Q: It used to be ETO policy to perform everything in English. You have changed that. What’s your approach?
JC: I try to make a choice that is going to give the best performance. So for example, the last time I did Amadigi I did it in English in a good translation. And in many ways I wish I were doing it in English this time, because even though people know inside out what the Italian means, and speak Italian well, they act differently in their own language, with a kind of immediacy, particularly in recitative sections where you are trying to make the speed more naturalistic. I always rehearse with spoken recitative, usually in the mother tongue of the singer / actor.
I remember in Ireland once, we got a terribly negative review for having taken liberties with recitative—not observing those superfluous rests which are usually editorial interventions. The only singer the chap praised was a fine man, now dead, who sang the recit with such leaden inexpressiveness that I despaired at the time!

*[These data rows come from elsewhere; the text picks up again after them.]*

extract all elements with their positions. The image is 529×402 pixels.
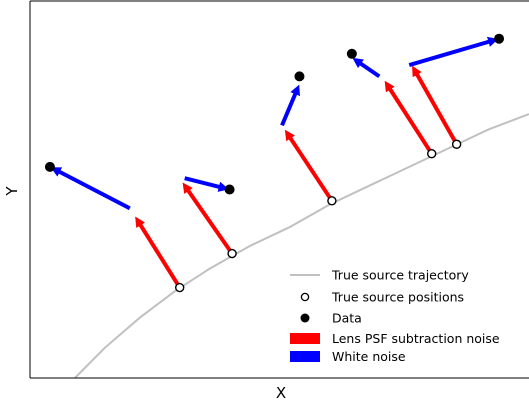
white-noise-arrow-2 (184, 176, 229, 192)
legend-trajectory-label: True source trajectory (331, 268, 469, 283)
data-point-4 (346, 48, 357, 59)
legend-white-noise-label: White noise (332, 349, 406, 364)
legend-white-noise-swatch (290, 351, 320, 362)
plot-area (30, 1, 529, 378)
legend-data-swatch (300, 313, 310, 323)
white-noise-arrows (50, 36, 499, 211)
true-position-markers (174, 139, 462, 293)
legend-true-position-label: True source positions (331, 290, 464, 305)
trajectory-line (74, 113, 529, 378)
data-point-2 (224, 184, 235, 195)
true-position-point-4 (426, 148, 437, 159)
true-position-point-1 (174, 282, 185, 293)
legend-true-position-swatch (300, 292, 310, 302)
true-position-point-5 (451, 139, 462, 149)
true-position-point-2 (227, 248, 237, 259)
legend: True source trajectory True source posit… (290, 268, 500, 364)
white-noise-arrow-1 (50, 167, 131, 211)
psf-noise-arrow-3 (284, 129, 334, 202)
psf-noise-arrow-4 (384, 80, 434, 155)
white-noise-arrow-3 (280, 84, 300, 127)
legend-psf-swatch (290, 333, 320, 344)
white-noise-arrow-4 (352, 57, 381, 79)
data-point-3 (294, 71, 305, 82)
legend-psf-label: Lens PSF subtraction noise (332, 331, 500, 346)
psf-noise-arrows (135, 65, 459, 289)
psf-noise-arrow-5 (412, 65, 459, 146)
data-markers (44, 33, 505, 195)
white-noise-arrow-5 (408, 36, 499, 68)
data-point-5 (494, 33, 505, 44)
psf-noise-arrow-2 (182, 182, 234, 255)
data-point-1 (44, 161, 55, 172)
true-position-point-3 (327, 196, 337, 206)
x-axis-label: X (276, 384, 286, 402)
legend-data-label: Data (332, 311, 362, 326)
psf-noise-arrow-1 (135, 216, 182, 289)
y-axis-label: Y (3, 186, 21, 197)
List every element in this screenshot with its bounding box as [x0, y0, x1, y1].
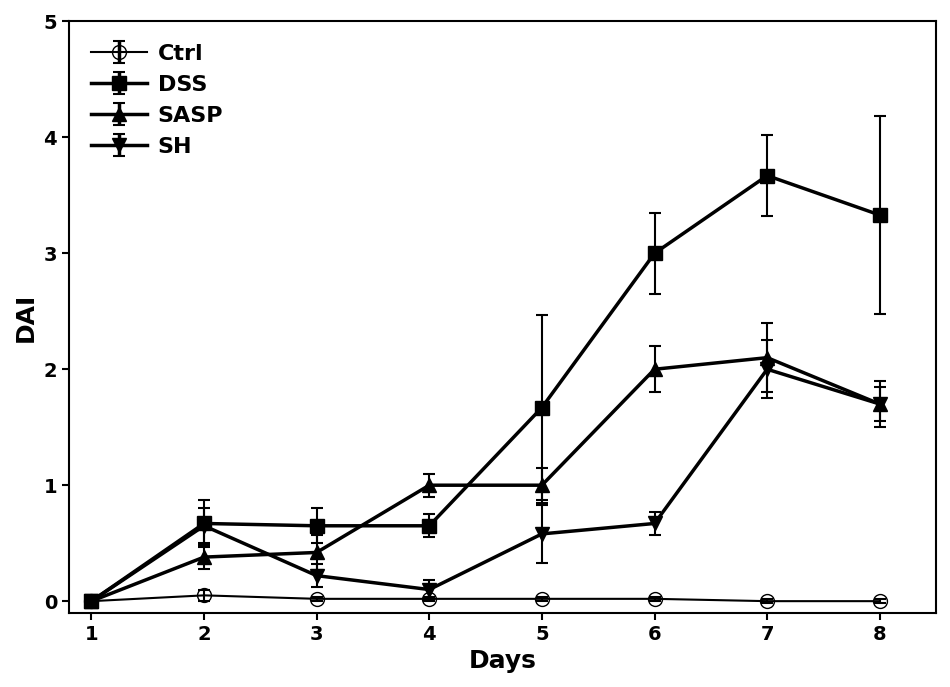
X-axis label: Days: Days: [468, 649, 537, 673]
Y-axis label: DAI: DAI: [14, 293, 38, 341]
Legend: Ctrl, DSS, SASP, SH: Ctrl, DSS, SASP, SH: [80, 32, 235, 168]
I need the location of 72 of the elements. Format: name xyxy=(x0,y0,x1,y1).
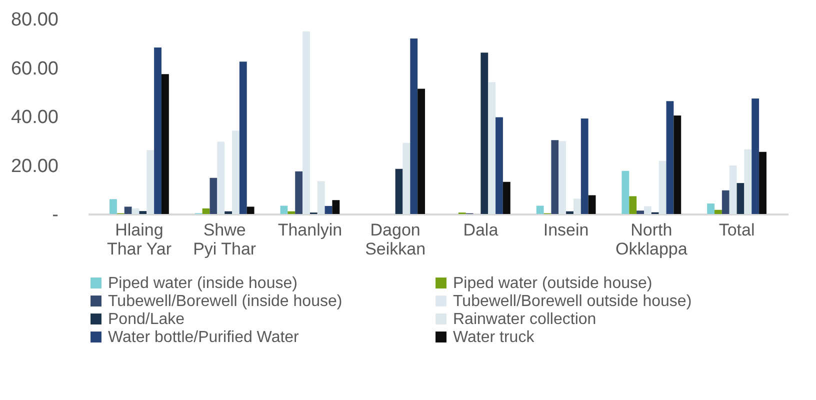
legend-label: Tubewell/Borewell (inside house) xyxy=(108,293,342,310)
bar xyxy=(132,208,140,214)
y-tick-label: 40.00 xyxy=(10,107,58,128)
legend-label: Tubewell/Borewell outside house) xyxy=(453,293,692,310)
bar xyxy=(288,211,296,214)
x-tick-label: Dagon Seikkan xyxy=(365,220,426,258)
bar xyxy=(317,181,325,214)
bar xyxy=(573,198,581,214)
bar xyxy=(551,140,559,214)
bar xyxy=(580,118,588,214)
bar xyxy=(759,152,766,214)
bar xyxy=(239,62,247,214)
bar xyxy=(418,88,426,214)
bar xyxy=(666,101,674,214)
x-tick-label: North Okklappa xyxy=(616,220,688,258)
y-tick-label: 80.00 xyxy=(10,10,58,30)
bar xyxy=(139,211,147,214)
bar xyxy=(629,196,637,214)
bar xyxy=(536,206,544,214)
bar xyxy=(502,182,510,214)
bar xyxy=(480,52,488,214)
bar xyxy=(752,98,760,214)
bar xyxy=(224,211,232,214)
bar xyxy=(161,74,169,214)
bar xyxy=(402,142,410,214)
legend-label: Rainwater collection xyxy=(453,311,596,328)
bar xyxy=(496,117,503,214)
bar xyxy=(210,178,218,214)
bar xyxy=(622,170,630,214)
bar xyxy=(674,116,682,214)
x-tick-label: Hlaing Thar Yar xyxy=(106,220,172,258)
bar xyxy=(124,206,132,214)
bar xyxy=(644,206,652,214)
legend-label: Piped water (inside house) xyxy=(108,275,298,292)
bar xyxy=(302,31,310,214)
bar xyxy=(246,206,254,214)
x-tick-label: Shwe Pyi Thar xyxy=(193,220,256,258)
bar xyxy=(566,211,574,214)
bar xyxy=(558,141,566,214)
bar xyxy=(110,199,117,214)
x-tick-label: Thanlyin xyxy=(278,220,342,240)
bar xyxy=(232,130,240,214)
legend-label: Piped water (outside house) xyxy=(453,275,652,292)
bar xyxy=(714,210,722,214)
bar xyxy=(707,204,715,214)
x-tick-label: Total xyxy=(718,220,755,240)
bar xyxy=(146,150,154,214)
bar xyxy=(736,183,744,214)
bar xyxy=(729,165,737,214)
y-tick-label: - xyxy=(52,204,58,226)
y-tick-label: 60.00 xyxy=(10,58,58,80)
legend-label: Water truck xyxy=(453,329,536,346)
bar xyxy=(332,200,340,214)
bar xyxy=(722,190,730,214)
bar xyxy=(154,48,162,214)
bar xyxy=(488,82,496,214)
bar xyxy=(744,149,752,214)
legend-label: Water bottle/Purified Water xyxy=(108,329,300,346)
x-tick-label: Insein xyxy=(543,220,589,240)
y-tick-label: 20.00 xyxy=(10,156,58,177)
bar xyxy=(280,206,288,214)
bar xyxy=(636,210,644,214)
bar xyxy=(588,195,596,214)
bar xyxy=(410,38,418,214)
legend-label: Pond/Lake xyxy=(108,311,185,328)
bar xyxy=(395,168,403,214)
bar xyxy=(295,171,303,214)
bar xyxy=(324,206,332,214)
bar xyxy=(202,208,210,214)
x-tick-label: Dala xyxy=(463,220,499,240)
bar xyxy=(217,142,225,214)
bar xyxy=(658,160,666,214)
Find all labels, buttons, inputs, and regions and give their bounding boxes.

I know that more people in the audience prefer to hear a piece in what they call the original language. What many don’t know is that many composers wrote in the full expectation that their work would be translated into different languages when performed in different countries. So I get a headache from people saying Janáček can only be sung in Czech. It’s malarky. Janáček wanted it to be sung in German when it was done in Vienna and he oversaw the translation. And it was absolutely the expectation of the day that those operas should be translated. I would do Janáček in English every time because they are fine dramas. It’s a myth that they are very difficult to translate—the text is quite awkwardly set but there are excellent translations in English of all of his operas and they sing well.
And how many English people will have perfect Czech pronunciation? None, no matter how much coaching they have.